SN – The US is a market that is absolutely on everyone’s radar and Champion Sports is no different. That being said, it is a hugely challenging market given the state-by-state nature of how regulations are written and imposed, as well as the high levels of competition and that “spend your way to the top” approach that is currently being taken.
For these reasons, we plan to take a more considered approach and leverage what we would refer to as the second mover advantage. The US market really is still in its infancy, and over time the dust will settle and a more stable, sustainable market will emerge.
Sure, there are some that will have gone in early and gone in hard and secured a sizable share of the market, but I believe there is a huge opportunity for operators and suppliers that come to the US in a few years’ time when the education process is further advanced and acquire and retain bettors at a fraction of the cost as players are often typically promiscuous. For Champion Sports, this is the time when we will look to make our play in the US.
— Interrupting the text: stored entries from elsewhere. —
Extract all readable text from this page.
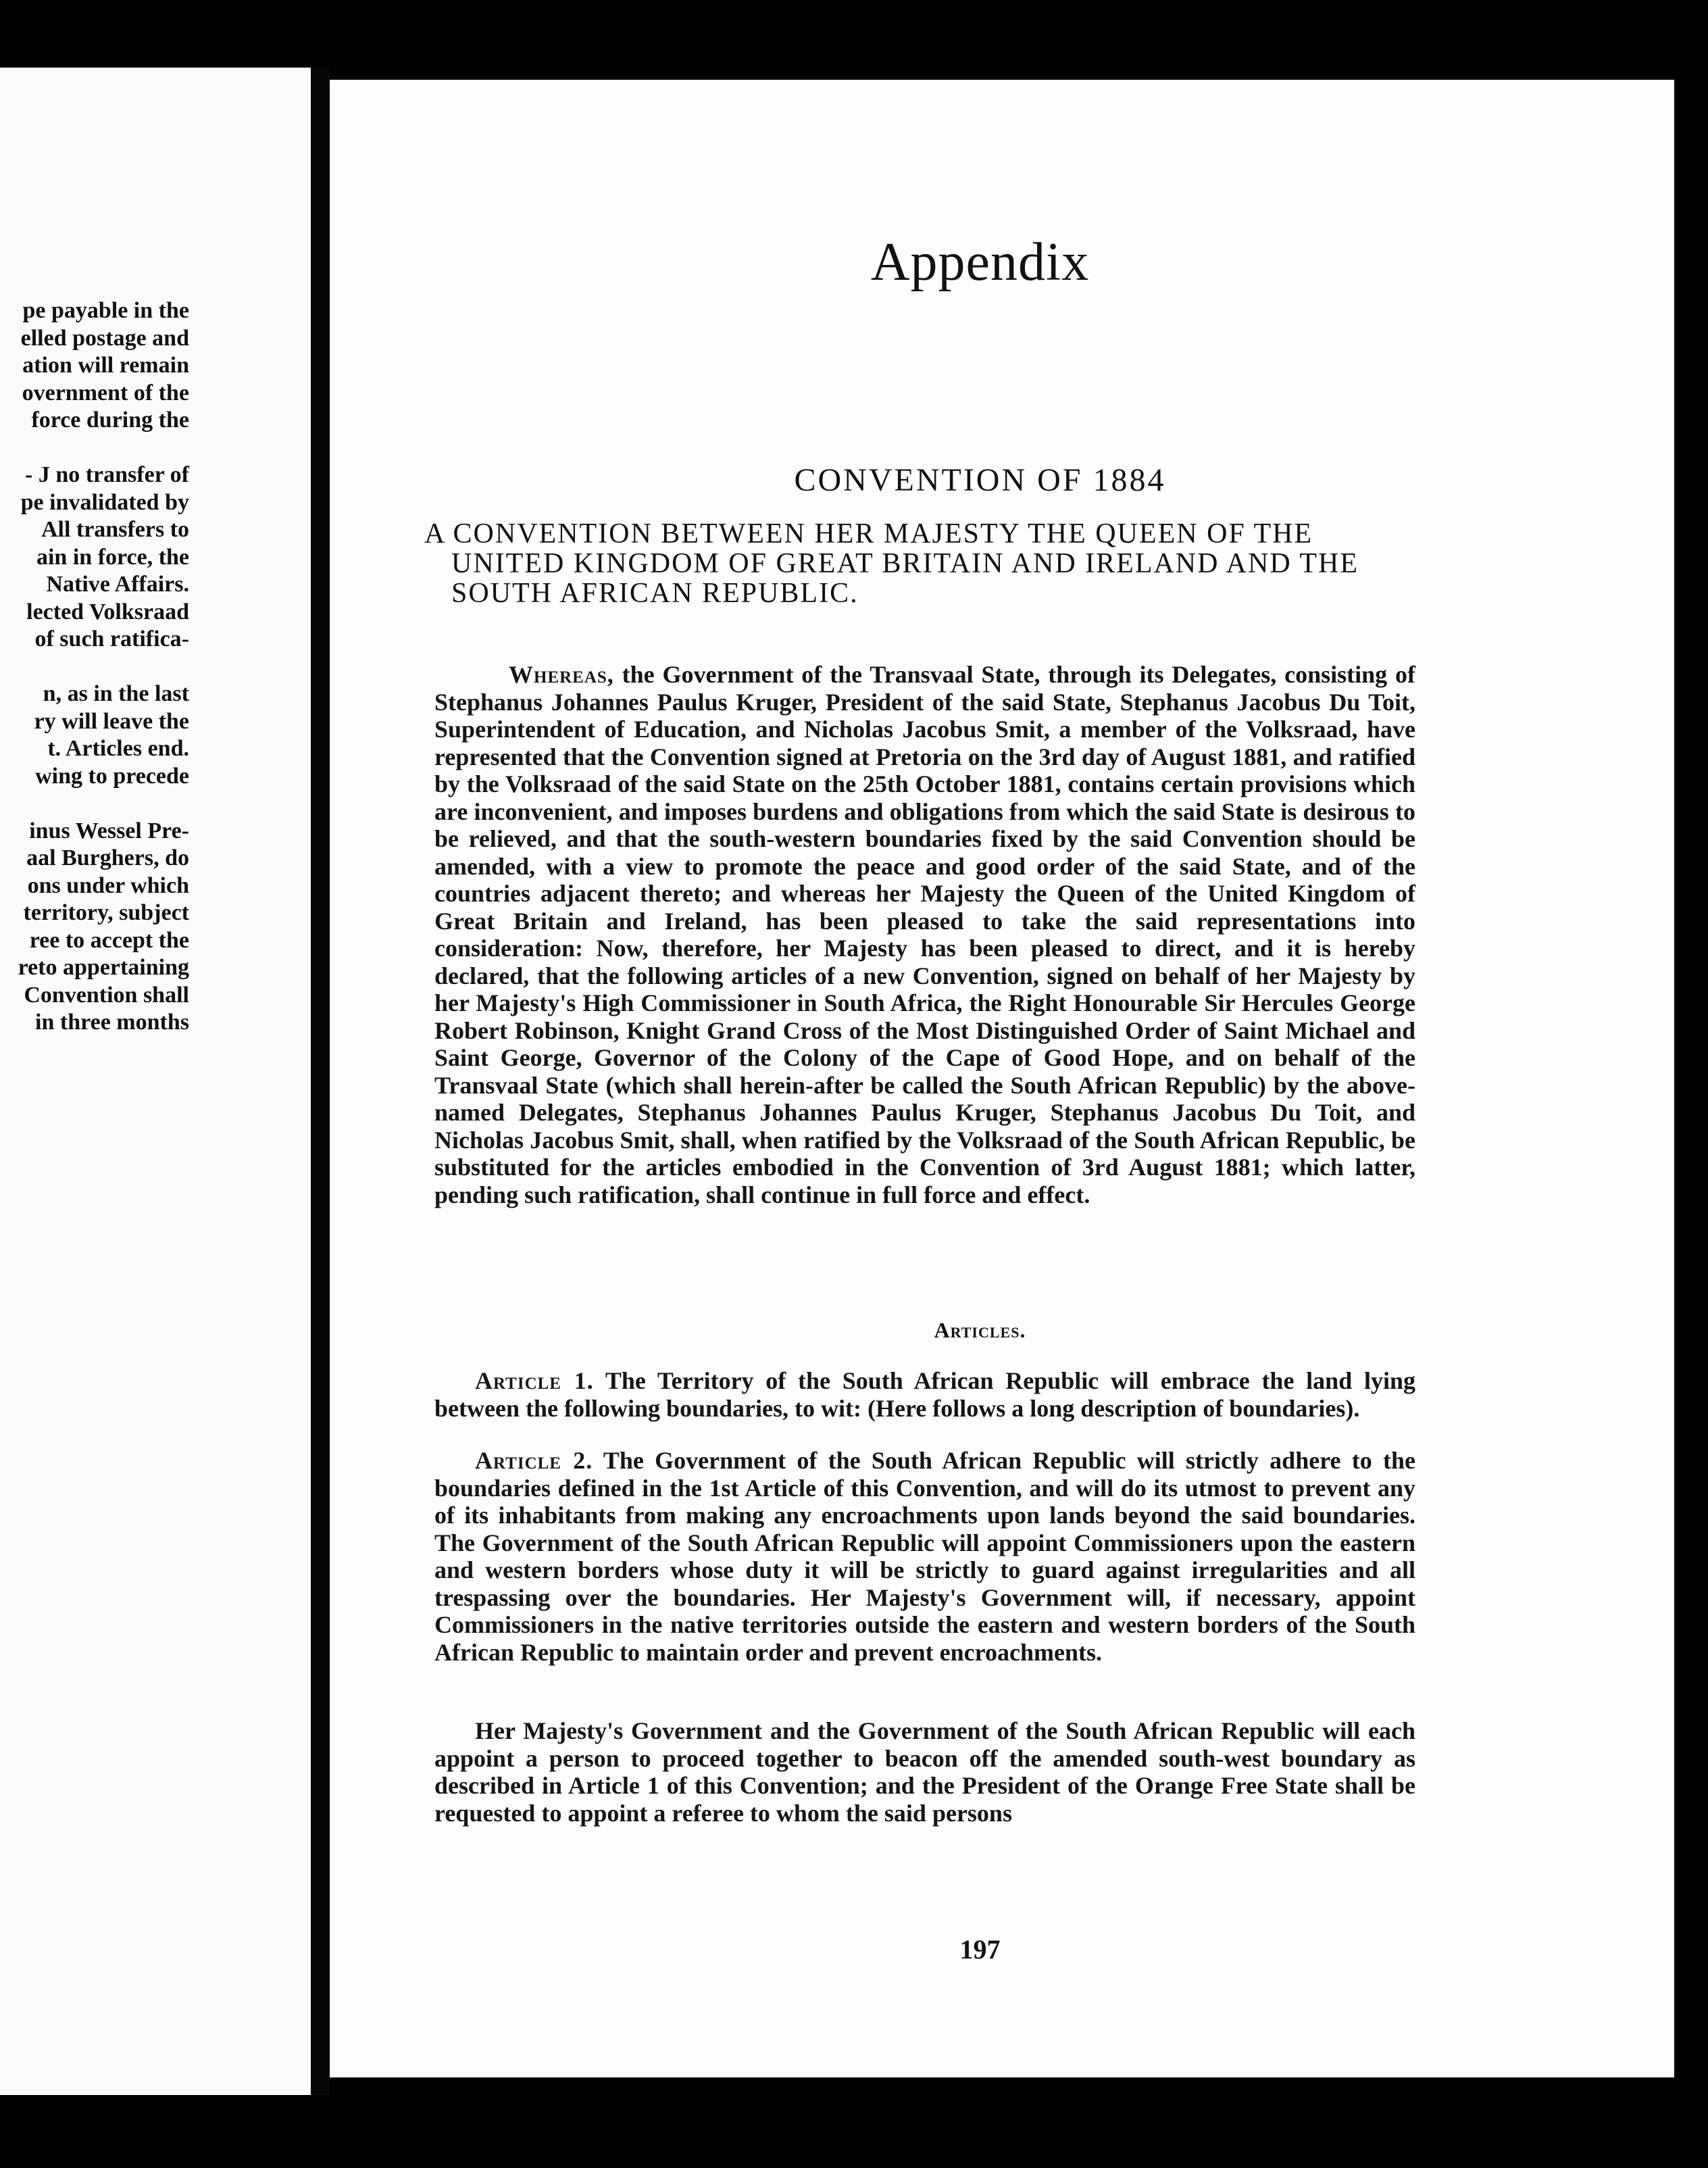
pe payable in the
elled postage and
ation will remain
overnment of the
force during the
- J no transfer of
pe invalidated by
All transfers to
ain in force, the
Native Affairs.
lected Volksraad
of such ratifica-
n, as in the last
ry will leave the
t. Articles end.
wing to precede
inus Wessel Pre-
aal Burghers, do
ons under which
territory, subject
ree to accept the
reto appertaining
Convention shall
in three months
Appendix
CONVENTION OF 1884
A CONVENTION BETWEEN HER MAJESTY THE QUEEN OF THE
UNITED KINGDOM OF GREAT BRITAIN AND IRELAND AND THE SOUTH AFRICAN REPUBLIC.
Whereas, the Government of the Transvaal State, through its Delegates, consisting of Stephanus Johannes Paulus Kruger, President of the said State, Stephanus Jacobus Du Toit, Superintendent of Education, and Nicholas Jacobus Smit, a member of the Volksraad, have represented that the Convention signed at Pretoria on the 3rd day of August 1881, and ratified by the Volksraad of the said State on the 25th October 1881, contains certain provisions which are inconvenient, and imposes burdens and obligations from which the said State is desirous to be relieved, and that the south-western boundaries fixed by the said Convention should be amended, with a view to promote the peace and good order of the said State, and of the countries adjacent thereto; and whereas her Majesty the Queen of the United Kingdom of Great Britain and Ireland, has been pleased to take the said representations into consideration: Now, therefore, her Majesty has been pleased to direct, and it is hereby declared, that the following articles of a new Convention, signed on behalf of her Majesty by her Majesty's High Commissioner in South Africa, the Right Honourable Sir Hercules George Robert Robinson, Knight Grand Cross of the Most Distinguished Order of Saint Michael and Saint George, Governor of the Colony of the Cape of Good Hope, and on behalf of the Transvaal State (which shall herein-after be called the South African Republic) by the above-named Delegates, Stephanus Johannes Paulus Kruger, Stephanus Jacobus Du Toit, and Nicholas Jacobus Smit, shall, when ratified by the Volksraad of the South African Republic, be substituted for the articles embodied in the Convention of 3rd August 1881; which latter, pending such ratification, shall continue in full force and effect.
Articles.
Article 1. The Territory of the South African Republic will embrace the land lying between the following boundaries, to wit: (Here follows a long description of boundaries).
Article 2. The Government of the South African Republic will strictly adhere to the boundaries defined in the 1st Article of this Convention, and will do its utmost to prevent any of its inhabitants from making any encroachments upon lands beyond the said boundaries. The Government of the South African Republic will appoint Commissioners upon the eastern and western borders whose duty it will be strictly to guard against irregularities and all trespassing over the boundaries. Her Majesty's Government will, if necessary, appoint Commissioners in the native territories outside the eastern and western borders of the South African Republic to maintain order and prevent encroachments.
Her Majesty's Government and the Government of the South African Republic will each appoint a person to proceed together to beacon off the amended south-west boundary as described in Article 1 of this Convention; and the President of the Orange Free State shall be requested to appoint a referee to whom the said persons
197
SBC – As a sportsbook platform provider, how are you preparing for the unique challenge of a mid-season, winter World Cup?
SN – We are just about to start ramping up our development plans to roll out new features and functionalities ahead of the World Cup. This includes acquiring and securing additional line feeds through our data partners, and also integrating official data and feeds from the World Cup organisers.
This may not sound overly glamorous, but around headline sports events it is important to ensure the basics have been mastered so that our partners can be confident of the stability and security of our platform, as well as the leading player experience it allows them to offer.
SBC – Do you foresee any possible challenges for sportsbook platform providers in the UK as a result of the Gambling Act review?
SN – At this stage, I think it is a case of just having to wait and see what comes out of the review. I think it is fair to say that regulations will become tighter but exactly how we will find out in the coming months.
I think I can speak for the wider industry when I say we welcome any ideas that better protect players and that the last thing we want to do is encourage problem gambling, but at the same time regulations need to be realistic and ensure a viable market for operators and suppliers. If they don’t, the only beneficiary of that will be the black market.
SBC – How can operators incorporate a tailored sportsbook platform to promote their overall brand identity?
SN – First, they need to identify a platform provider that really does allow them to customise the platform. In a lot of cases, provider’s promise operators the world but then once the contract is signed and the initial site has been launched, they then go back on the bespoke work they have previously offered.
That is not something we do at Champion Sports and the customisable nature of our platform is one of our USPs providing product and feature differentiation. For example, we have been working with one partner to create a system based on betting tokens as this will allow them to enter more global markets.
With another, we reworked our commission structure as they wanted to develop an innovative rewards system based on returning a percentage of its profits back to players. As you can see, for us, customisation goes way beyond changing a logo, a font and a colour scheme.